Anyone may propose a person for one of the orders, decorations, or medals of Kaharagia. Submission is open to the public, free, and does not require an account.

Before you start

Have these ready:

  • The full legal name of the Nominee
  • The Nominee's contact details (email and, ideally, postal address)
  • A clear description of why you are nominating them, accomplishments, contribution, or grounds appropriate to the honour
  • Any supporting documentation you wish to attach (citations, references, links to public records)
  • Your own name and contact details

You should have a reasonable belief that the Nominee would consent to being nominated. Submitting a nomination on someone's behalf is a meaningful act and should not be done frivolously or without their knowledge where it would distress them.

The submission steps

  1. Go to honours.kaharagia.org and choose Submit a nomination.
  2. Choose the honour you are proposing the Nominee for. The page will show the orders, decorations, and medals you can nominate for, with brief descriptions of each.
  3. Fill in the Nominee's details.
  4. Write your citation: a short, clear statement of the grounds for nomination. This is the most important part of the submission. Be specific: what the person did, when, and why it merits recognition.
  5. Attach any supporting documentation. Public sources are usually more useful than private testimony.
  6. Fill in your own contact details so that the State can reach you with follow-up questions.
  7. Review and submit.

You will see an on-screen confirmation that your submission has been received.

What happens next

Nominations are considered by the institutional authority responsible for the honours system. Consideration may take time. The State is not obliged to acknowledge receipt of your submission, to provide reasons for any decision, or to inform you of the outcome.

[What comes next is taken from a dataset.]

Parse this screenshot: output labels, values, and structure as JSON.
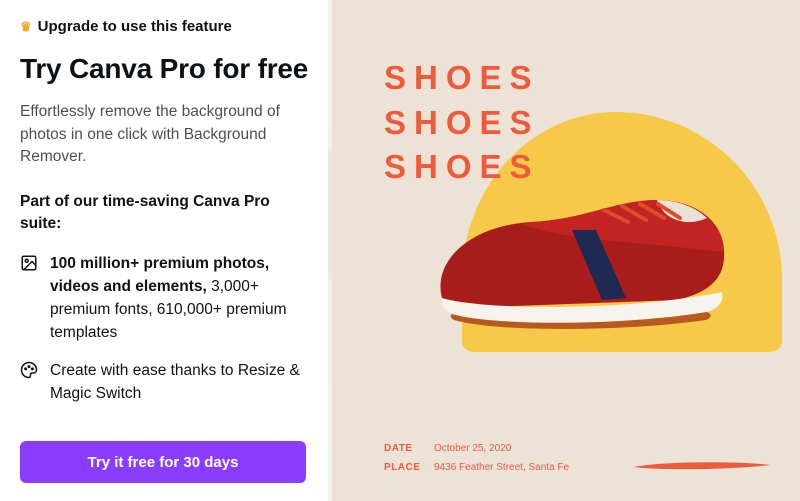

If a nomination is accepted and the honour is conferred:

  • The Nominee will be contacted (by the tokenised correspondence channel) with the offer
  • The Nominee may accept or decline
  • If accepted, the conferral takes effect on publication in the Royal Kaharagian Gazette
  • The Recipient's name, the honour, and the date are added to the public registry

If a nomination is not acted on, no notification is required. You may submit again in the future if circumstances change.

What a nomination is not

Submitting a nomination:

  • Is not a guarantee that an honour will be conferred
  • Does not create any right, expectation, or entitlement
  • Is not evidence of merit, eligibility, or suitability. Those are matters for the institutional authority
  • Does not confer any preferential consideration on the Nominator or the Nominee

The conferral of honours is the exclusive prerogative of the Crown. Decisions are final and not subject to appeal.

Confidentiality

The substance of the deliberations on a nomination, including supporting material, the identity of the Nominator, and the views of any officers consulted, is not public. Conferred honours, on the other hand, are matters of public record once published in the Gazette.

For full detail, see the Honours Terms of Service and Honours Privacy Notice.

Common problems

  • "I don't know which honour to choose." Read the brief descriptions on the submission page. If you are not sure, choose the closest match and explain in the citation; the institutional authority can redirect the nomination if appropriate.
  • "The Nominee is no longer alive." Posthumous honours may be possible for some decorations; indicate this clearly in the submission.
  • "I want to nominate a group, not an individual." Some honours are conferred on collective bodies. Check the descriptions; the submission form may have a separate path for collective nominations.
  • "I want to remain anonymous." You must provide contact details so the State can follow up if needed. Your identity as the Nominator is treated as confidential and is not disclosed to the Nominee.